Def.’s Cross-Mot., Ex. 3 (emphasis added). The Wilkins Deed is a statutory warranty deed
because it purports to “convey[] and warrant[]” a parcel of land. 765 Ill. Comp. Stat. 5/9.
Thus, like the Jones Deed, there is a presumption that the Wilkins Deed conveyed a fee
simple interest that can be rebutted by express words indicating an intent to convey an
easement. 765 Ill. Comp. Stat. 5/13; Keen,
Based on the Illinois case law discussed in detail above, the Wilkins Deed conveyed a fee simple interest subject to a condition subsequent. Unlike the Jones Deed, the Wilkins Deed explicitly refers to a “strip of land” in both the granting clause and the description of the interest being conveyed. See Def.’s Cross-Mot., Ex. 3; Penn Cent. Corp., 512 N.E.2d at 119-20 (“[T]he phrase ‘strip of land’ is clear and unambiguous in purporting to convey the land itself in fee simple.”). In addition, there is no reference to a right of way in or near the granting clause. Therefore, if the Jones Deed conveyed a fee simple under Illinois law, the Wilkins Deed clearly did as well.

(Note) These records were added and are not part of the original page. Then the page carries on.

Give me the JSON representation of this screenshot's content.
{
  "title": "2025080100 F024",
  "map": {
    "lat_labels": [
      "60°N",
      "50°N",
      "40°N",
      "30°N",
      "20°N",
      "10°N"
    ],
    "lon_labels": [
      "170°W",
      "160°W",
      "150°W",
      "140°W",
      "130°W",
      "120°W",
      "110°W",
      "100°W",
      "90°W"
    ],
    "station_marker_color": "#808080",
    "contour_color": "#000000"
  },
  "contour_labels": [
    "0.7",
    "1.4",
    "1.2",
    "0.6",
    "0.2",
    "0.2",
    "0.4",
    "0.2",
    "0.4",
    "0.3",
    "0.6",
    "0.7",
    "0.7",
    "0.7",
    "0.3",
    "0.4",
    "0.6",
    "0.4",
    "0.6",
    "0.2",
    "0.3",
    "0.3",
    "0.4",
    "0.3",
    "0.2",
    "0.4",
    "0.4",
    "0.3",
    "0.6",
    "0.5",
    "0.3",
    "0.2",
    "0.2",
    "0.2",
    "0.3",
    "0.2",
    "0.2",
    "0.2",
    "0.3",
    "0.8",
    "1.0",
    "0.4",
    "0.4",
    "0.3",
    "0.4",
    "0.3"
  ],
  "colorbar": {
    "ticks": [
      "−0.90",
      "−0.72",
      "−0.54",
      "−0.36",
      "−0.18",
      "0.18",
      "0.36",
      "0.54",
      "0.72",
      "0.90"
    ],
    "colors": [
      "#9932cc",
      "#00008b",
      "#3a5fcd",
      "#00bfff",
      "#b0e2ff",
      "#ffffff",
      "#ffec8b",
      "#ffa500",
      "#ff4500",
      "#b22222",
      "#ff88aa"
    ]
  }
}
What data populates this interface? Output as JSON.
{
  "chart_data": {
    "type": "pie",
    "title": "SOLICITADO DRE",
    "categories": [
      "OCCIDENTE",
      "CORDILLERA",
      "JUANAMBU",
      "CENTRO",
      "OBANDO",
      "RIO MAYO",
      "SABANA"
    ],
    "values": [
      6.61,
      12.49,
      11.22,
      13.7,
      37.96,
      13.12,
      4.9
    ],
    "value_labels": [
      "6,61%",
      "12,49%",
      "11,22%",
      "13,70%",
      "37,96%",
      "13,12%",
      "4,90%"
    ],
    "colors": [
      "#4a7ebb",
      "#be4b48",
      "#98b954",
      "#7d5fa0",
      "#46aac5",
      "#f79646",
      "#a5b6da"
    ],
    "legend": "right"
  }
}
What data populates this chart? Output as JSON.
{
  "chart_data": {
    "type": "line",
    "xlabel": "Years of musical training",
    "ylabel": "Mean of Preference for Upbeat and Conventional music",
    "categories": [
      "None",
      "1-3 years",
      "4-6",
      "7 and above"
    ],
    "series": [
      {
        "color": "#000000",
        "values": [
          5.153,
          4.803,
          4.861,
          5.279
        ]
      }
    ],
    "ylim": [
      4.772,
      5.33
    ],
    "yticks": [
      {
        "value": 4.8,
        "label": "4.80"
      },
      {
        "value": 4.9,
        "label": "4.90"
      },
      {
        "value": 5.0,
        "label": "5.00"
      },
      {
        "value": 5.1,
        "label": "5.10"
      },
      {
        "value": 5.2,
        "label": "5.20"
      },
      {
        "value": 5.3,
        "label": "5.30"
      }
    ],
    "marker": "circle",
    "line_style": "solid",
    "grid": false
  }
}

The condition that the railroad continue to maintain a railroad station and carry
passengers through the rail corridor, and the corresponding penalty for noncompliance,
further demonstrate the intent to convey a fee simple interest. As stated above, when a
deed contains a penalty for violating an express condition that requires some action to be
taken by the parties, that deed most likely conveys a fee simple subject to a condition
subsequent. Powell,
The Plaintiffs again argue that the use of “for the purpose of the railroad” indicates
the intent to only convey an easement. For the reasons described above, the Court is
unconvinced that the inclusion of this phrase overcomes the statutory presumption that the
Wilkins Deed conveyed a fee simple interest, the express words of the granting clause, and
the absence of “right of way” anywhere in the document. Read in the context of the Wilkins
Deed as a whole, “for the purpose of the railroad” more likely indicated a motivation for
conveying the land to Chicago & Southern Railroad Company, not a limitation on that
conveyance. Barlow,
Conclusion
For the above reasons, the Court finds that neither Chicago Coating nor the Martinez brothers have a property interest in the relevant segments of the rail corridor in dispute. Since the Plaintiffs failed to satisfy the first step of the three-part liability test laid out in Ellamae Phillips Co., the Government cannot be found liable for a Fifth Amendment taking under the Trails Act. Thus, the Court GRANTS the Government’s cross-motion for summary judgment and DENIES the Plaintiffs’ motion for partial summary judgment. The clerk is directed to enter judgment accordingly. No costs.
IT IS SO ORDERED.
s/Thomas C. Wheeler THOMAS C. WHEELER Judge
Notes
[1] The Plaintiffs initially argued that a City of Chicago ordinance was dispositive of the railroad’s ownership interest in block thirteen. See Pls.’ Mot. at 16. However, the Plaintiffs now agree that the Wilkins Deed is the appropriate document to determine the interests of BNSF and the Martinez brothers in the relevant segment of the rail corridor. See Pls.’ Resp. at 13.
[2] In fact, in their motion for partial summary judgment, the Plaintiffs represented the “relevant” language in the Jones Deed to be ‘“convey and quit claim . . . the following described Real Estate to wit: The right of way . . . .”’ completely omitting “all interest” from the original deed language. See Pls.’ Mot. at 19.